Configurare SSL end-to-end usando un gateway applicazione con PowerShell

Panoramica

Il gateway applicazione di Azure supporta la crittografia end-to-end del traffico. Il gateway applicazione termina la connessione SSL nel gateway applicazione stesso. Il gateway applica quindi le regole di routing al traffico, crittografa di nuovo il pacchetto e inoltra il pacchetto al server back-end appropriato in base alle regole di routing definite. Eventuali risposte dal server Web subiscono lo stesso processo in ritorno verso l'utente finale.

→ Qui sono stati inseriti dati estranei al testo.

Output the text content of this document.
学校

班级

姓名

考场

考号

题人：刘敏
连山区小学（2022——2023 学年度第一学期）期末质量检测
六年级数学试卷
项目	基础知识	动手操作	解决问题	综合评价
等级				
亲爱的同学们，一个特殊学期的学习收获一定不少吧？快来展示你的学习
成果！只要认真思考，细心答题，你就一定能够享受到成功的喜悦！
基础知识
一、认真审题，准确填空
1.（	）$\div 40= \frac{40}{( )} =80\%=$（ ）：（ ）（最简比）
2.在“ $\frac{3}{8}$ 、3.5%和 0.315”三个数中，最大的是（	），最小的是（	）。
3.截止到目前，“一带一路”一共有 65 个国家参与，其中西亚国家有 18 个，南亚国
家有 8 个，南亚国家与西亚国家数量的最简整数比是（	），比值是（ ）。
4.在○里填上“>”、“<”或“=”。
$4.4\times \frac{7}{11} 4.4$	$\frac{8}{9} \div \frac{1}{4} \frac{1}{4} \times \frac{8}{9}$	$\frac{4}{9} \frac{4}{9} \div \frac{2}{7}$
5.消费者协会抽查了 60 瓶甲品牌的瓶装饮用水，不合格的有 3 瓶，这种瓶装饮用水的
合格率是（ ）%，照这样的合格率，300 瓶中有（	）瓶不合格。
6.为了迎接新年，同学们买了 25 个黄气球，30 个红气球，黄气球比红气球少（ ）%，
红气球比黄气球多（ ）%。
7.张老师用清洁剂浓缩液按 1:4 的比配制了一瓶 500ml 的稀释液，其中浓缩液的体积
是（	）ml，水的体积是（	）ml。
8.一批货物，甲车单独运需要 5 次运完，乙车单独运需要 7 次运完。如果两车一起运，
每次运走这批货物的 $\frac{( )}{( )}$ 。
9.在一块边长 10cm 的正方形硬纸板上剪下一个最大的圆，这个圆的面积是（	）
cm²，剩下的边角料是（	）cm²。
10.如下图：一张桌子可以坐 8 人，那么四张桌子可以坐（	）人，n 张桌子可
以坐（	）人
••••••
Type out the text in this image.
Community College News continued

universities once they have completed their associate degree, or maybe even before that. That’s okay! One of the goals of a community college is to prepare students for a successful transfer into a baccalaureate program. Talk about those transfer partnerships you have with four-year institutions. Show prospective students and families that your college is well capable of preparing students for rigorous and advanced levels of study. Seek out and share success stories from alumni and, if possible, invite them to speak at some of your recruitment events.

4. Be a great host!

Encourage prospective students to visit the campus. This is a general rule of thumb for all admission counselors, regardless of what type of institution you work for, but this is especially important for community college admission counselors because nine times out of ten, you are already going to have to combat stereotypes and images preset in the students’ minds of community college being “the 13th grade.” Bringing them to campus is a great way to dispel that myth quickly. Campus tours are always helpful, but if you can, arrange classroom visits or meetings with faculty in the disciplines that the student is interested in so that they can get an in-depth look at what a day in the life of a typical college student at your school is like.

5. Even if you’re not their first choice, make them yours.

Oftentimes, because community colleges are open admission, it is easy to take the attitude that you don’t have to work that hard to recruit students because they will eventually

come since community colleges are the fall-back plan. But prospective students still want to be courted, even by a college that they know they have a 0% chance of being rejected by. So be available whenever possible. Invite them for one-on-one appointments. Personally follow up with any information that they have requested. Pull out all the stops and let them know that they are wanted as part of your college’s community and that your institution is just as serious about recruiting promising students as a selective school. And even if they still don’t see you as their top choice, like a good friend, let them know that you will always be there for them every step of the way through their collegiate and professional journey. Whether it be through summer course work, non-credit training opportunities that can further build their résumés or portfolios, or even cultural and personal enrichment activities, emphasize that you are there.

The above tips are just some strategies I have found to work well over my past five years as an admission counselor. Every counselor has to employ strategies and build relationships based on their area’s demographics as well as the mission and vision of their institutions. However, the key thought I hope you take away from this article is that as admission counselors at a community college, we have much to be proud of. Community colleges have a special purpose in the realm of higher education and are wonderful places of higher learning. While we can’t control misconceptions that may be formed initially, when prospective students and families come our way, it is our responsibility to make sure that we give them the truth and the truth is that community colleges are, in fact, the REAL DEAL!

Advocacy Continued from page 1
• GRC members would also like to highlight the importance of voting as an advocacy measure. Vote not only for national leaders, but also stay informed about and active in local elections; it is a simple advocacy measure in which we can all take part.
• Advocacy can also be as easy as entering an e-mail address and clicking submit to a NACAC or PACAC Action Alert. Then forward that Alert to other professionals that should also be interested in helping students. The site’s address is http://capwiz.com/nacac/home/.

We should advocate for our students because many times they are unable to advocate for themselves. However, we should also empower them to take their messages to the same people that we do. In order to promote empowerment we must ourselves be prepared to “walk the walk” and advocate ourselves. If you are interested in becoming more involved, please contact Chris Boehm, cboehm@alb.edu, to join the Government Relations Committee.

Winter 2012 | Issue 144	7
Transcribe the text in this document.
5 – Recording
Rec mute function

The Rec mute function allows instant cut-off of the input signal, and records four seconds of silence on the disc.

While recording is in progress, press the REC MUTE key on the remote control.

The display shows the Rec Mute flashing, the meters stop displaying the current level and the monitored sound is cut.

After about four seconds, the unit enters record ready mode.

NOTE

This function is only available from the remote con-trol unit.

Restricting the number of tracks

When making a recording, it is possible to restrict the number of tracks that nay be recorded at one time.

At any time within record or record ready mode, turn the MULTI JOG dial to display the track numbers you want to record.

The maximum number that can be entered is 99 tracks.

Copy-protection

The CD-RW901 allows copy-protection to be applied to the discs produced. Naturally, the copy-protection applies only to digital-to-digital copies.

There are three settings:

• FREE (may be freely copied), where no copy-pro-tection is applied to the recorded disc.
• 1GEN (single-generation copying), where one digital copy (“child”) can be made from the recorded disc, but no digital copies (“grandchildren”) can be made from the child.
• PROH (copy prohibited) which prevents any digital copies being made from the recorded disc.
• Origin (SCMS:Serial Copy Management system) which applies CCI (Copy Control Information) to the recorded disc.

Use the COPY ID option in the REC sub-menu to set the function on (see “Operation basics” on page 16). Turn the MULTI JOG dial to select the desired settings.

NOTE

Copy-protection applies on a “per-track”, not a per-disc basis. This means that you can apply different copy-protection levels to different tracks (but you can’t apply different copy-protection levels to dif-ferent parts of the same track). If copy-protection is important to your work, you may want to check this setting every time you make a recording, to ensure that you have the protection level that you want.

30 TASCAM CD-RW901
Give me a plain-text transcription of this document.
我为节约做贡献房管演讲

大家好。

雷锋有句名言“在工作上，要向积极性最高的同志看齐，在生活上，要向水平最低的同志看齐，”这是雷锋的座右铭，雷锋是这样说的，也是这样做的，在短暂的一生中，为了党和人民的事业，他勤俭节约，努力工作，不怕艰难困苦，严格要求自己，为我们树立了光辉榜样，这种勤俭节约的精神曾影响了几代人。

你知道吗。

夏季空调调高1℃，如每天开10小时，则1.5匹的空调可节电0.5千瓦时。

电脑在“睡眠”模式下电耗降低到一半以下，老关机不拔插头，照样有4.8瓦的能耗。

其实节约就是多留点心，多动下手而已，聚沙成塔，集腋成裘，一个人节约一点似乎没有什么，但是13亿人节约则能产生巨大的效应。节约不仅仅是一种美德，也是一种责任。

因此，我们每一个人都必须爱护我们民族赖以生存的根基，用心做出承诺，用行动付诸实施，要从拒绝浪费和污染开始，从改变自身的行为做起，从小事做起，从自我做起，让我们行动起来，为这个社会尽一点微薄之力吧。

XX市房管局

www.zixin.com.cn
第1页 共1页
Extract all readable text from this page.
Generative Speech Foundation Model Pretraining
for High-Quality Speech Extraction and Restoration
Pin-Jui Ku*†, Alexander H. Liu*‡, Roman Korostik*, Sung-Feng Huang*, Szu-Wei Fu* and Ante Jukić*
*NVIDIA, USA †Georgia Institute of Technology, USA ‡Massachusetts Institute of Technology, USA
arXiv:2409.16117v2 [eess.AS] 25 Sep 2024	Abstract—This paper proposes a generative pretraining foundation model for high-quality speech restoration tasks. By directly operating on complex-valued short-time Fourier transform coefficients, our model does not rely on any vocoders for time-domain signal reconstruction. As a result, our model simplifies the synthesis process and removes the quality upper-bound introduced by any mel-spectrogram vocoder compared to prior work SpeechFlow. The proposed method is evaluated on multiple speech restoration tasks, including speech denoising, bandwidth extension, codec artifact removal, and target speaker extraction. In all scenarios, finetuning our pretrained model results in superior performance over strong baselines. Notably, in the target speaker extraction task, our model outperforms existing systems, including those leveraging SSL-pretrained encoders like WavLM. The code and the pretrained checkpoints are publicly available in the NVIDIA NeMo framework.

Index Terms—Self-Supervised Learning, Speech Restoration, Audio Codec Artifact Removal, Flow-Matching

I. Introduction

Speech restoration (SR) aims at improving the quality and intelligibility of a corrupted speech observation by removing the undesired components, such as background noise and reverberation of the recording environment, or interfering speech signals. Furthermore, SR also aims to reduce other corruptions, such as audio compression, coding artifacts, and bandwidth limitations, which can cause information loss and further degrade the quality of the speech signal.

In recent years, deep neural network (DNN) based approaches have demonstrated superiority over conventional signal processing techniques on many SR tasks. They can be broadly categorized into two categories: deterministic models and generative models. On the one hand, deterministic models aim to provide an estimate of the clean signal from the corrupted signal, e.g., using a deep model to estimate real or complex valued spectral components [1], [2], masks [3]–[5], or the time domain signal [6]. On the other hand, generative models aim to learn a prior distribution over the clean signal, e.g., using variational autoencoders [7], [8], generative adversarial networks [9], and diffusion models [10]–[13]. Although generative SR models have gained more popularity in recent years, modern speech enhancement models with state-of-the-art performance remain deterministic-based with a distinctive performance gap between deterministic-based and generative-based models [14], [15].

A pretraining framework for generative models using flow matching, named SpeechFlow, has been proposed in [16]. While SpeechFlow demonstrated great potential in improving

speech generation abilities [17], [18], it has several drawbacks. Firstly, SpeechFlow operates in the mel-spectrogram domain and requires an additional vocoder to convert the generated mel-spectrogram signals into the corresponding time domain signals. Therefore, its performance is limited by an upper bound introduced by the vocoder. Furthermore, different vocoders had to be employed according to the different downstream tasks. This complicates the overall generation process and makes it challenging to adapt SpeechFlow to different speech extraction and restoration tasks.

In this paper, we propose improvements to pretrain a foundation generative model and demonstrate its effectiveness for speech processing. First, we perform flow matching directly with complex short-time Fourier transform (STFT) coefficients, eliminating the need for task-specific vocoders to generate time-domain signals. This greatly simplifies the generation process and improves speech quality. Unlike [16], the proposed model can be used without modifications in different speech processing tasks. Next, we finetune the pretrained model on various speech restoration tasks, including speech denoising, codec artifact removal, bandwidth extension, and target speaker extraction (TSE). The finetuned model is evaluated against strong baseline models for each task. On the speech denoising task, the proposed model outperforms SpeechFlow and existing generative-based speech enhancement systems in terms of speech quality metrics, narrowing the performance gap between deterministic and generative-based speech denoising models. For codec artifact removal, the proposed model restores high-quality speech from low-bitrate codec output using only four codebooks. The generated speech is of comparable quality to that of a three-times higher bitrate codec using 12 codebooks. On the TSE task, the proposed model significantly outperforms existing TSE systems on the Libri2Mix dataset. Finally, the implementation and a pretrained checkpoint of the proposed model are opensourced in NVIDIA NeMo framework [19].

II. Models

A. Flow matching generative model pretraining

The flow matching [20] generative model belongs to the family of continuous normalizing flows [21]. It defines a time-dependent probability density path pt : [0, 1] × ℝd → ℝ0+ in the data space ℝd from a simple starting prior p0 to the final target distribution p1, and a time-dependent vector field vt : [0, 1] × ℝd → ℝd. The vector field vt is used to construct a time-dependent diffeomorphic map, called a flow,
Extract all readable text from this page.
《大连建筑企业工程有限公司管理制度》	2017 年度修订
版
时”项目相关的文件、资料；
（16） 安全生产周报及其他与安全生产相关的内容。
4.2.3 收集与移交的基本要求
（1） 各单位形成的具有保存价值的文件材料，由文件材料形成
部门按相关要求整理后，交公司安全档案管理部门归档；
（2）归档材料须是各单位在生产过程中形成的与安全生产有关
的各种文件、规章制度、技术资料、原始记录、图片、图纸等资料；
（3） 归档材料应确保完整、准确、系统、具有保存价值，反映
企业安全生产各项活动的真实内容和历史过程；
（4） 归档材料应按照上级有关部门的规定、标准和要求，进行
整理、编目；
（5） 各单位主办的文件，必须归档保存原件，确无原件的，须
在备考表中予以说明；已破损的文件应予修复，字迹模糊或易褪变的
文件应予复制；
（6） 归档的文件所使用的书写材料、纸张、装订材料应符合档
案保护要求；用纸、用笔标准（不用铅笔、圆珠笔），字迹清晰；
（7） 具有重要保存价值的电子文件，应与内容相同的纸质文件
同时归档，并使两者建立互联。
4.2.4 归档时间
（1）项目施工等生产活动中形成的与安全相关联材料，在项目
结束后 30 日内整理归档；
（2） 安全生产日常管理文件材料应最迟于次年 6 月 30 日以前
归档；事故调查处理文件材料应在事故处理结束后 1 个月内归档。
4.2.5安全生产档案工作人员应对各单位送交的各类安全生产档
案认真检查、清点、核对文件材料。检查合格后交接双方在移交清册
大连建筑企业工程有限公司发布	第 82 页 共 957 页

Il gateway applicazione supporta la definizione di opzioni SSL personalizzate. Il gateway applicazione supporta anche queste versioni del protocollo: TLSv1.0, TLSv1.1 e TLSv1.2, oltre alla definizione dei pacchetti di crittografia da usare e l'ordine di preferenza. Per altre informazioni sulle opzioni SSL configurabili, vedere Panoramica dei criteri SSL.

Nota

SSL 2.0 e SSL 3.0 sono disabilitati per impostazione predefinita e non possono essere abilitati. Sono considerati non sicuri e non possono essere usati con il gateway applicazione.

immagine dello scenario

Scenario

Questo scenario mostra come creare un gateway applicazione usando SSL end-to-end con PowerShell.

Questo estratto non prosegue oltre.